Dub legends King Tubby and Lee (Scratch) Perry are cited as influences, as are British triphop pioneers Massive Attack.
“This is a chance to explore different realms,” said Fletcher, who has been making regular trips to New York over the past two years to work on the album, due near year’s end on Last Gang Records.
Fletcher assumes lead vocals for Megative, while Van Go is on backup vocals, guitar and — kicks?
“We’re on stage in rehearsals and you’re doing kicks and s--t,” Fletcher said to Van Go, a hint of awe in his voice. “I’m like, ‘Whoa! OK, this is going to happen. OK, I remember those Me Mom shows. This is Gus, from Me Mom! Oh yeah, OK.’”
The core of the band is rounded out by New York production duo Likeminds, with add-ons including Jamaica-via-Brooklyn dancehall reggae MC Screechy Dan and old Me Mom percussionist John Britton, now living in Toronto.

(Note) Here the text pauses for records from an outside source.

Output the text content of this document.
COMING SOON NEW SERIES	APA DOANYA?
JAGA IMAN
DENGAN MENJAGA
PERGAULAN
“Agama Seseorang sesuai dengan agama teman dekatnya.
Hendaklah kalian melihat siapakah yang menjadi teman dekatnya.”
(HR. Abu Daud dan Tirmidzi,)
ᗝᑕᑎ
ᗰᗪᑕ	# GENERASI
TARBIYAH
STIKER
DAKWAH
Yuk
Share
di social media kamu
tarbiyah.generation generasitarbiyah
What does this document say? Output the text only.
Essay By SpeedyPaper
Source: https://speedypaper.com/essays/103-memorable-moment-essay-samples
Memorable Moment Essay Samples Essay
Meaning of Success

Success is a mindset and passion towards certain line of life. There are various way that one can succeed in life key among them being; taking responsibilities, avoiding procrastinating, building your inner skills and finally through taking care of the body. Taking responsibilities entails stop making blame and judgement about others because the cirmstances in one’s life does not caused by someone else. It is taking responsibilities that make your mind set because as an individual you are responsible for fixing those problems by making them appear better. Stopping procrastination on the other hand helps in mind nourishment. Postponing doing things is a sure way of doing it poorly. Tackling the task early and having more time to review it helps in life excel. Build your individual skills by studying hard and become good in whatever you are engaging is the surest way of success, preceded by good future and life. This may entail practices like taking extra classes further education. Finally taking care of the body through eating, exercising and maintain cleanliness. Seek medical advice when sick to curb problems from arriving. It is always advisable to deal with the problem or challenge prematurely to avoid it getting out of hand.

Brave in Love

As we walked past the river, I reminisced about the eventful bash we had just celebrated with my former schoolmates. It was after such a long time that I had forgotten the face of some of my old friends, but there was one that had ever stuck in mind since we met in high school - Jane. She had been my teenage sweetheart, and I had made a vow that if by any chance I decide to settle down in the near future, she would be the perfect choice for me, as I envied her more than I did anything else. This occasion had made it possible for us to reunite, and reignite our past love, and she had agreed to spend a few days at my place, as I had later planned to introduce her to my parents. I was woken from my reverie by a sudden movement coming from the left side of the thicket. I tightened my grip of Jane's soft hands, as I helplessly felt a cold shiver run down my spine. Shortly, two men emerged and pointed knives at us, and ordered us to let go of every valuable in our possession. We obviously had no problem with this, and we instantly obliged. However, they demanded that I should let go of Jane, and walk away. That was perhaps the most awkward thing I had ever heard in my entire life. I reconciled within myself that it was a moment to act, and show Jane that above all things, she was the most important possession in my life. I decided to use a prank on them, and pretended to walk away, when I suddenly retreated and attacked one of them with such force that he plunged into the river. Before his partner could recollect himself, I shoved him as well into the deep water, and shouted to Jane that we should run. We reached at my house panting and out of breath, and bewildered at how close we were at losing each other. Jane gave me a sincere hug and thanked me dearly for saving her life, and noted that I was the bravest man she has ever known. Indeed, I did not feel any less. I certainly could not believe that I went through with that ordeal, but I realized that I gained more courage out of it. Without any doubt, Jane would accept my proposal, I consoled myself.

The opportunity to give Montrealers a sneak preview of the project is a perfect fit, Fletcher said.
“I used to live at St-Laurent and St-Viateur,” he said. “Now I’m in Park Ex. That whole Mile End, Plateau area, and now Mile Ex (comprises) decades of stomping grounds. It’s very intimate to be playing there, in terms of neighbourhood. We’re going to be performing in the middle of a community that I feel is home to me. So on one level, it’s amazing; on another level, it’s like, whoa, family. It’s a homecoming.”
Gus Van Go (ex-Me Mom and Morgentaler, second from left) and Tim Fletcher (formerly of the Stills, fourth from left) will bring their new dub-reggaeinspired collective Megative to the Mile Ex End Musique Montréal festival under the Van Horne overpass.
The Bridge Burner parties in the late 2000s created a uniquely Montreal atmosphere under the Van Horne.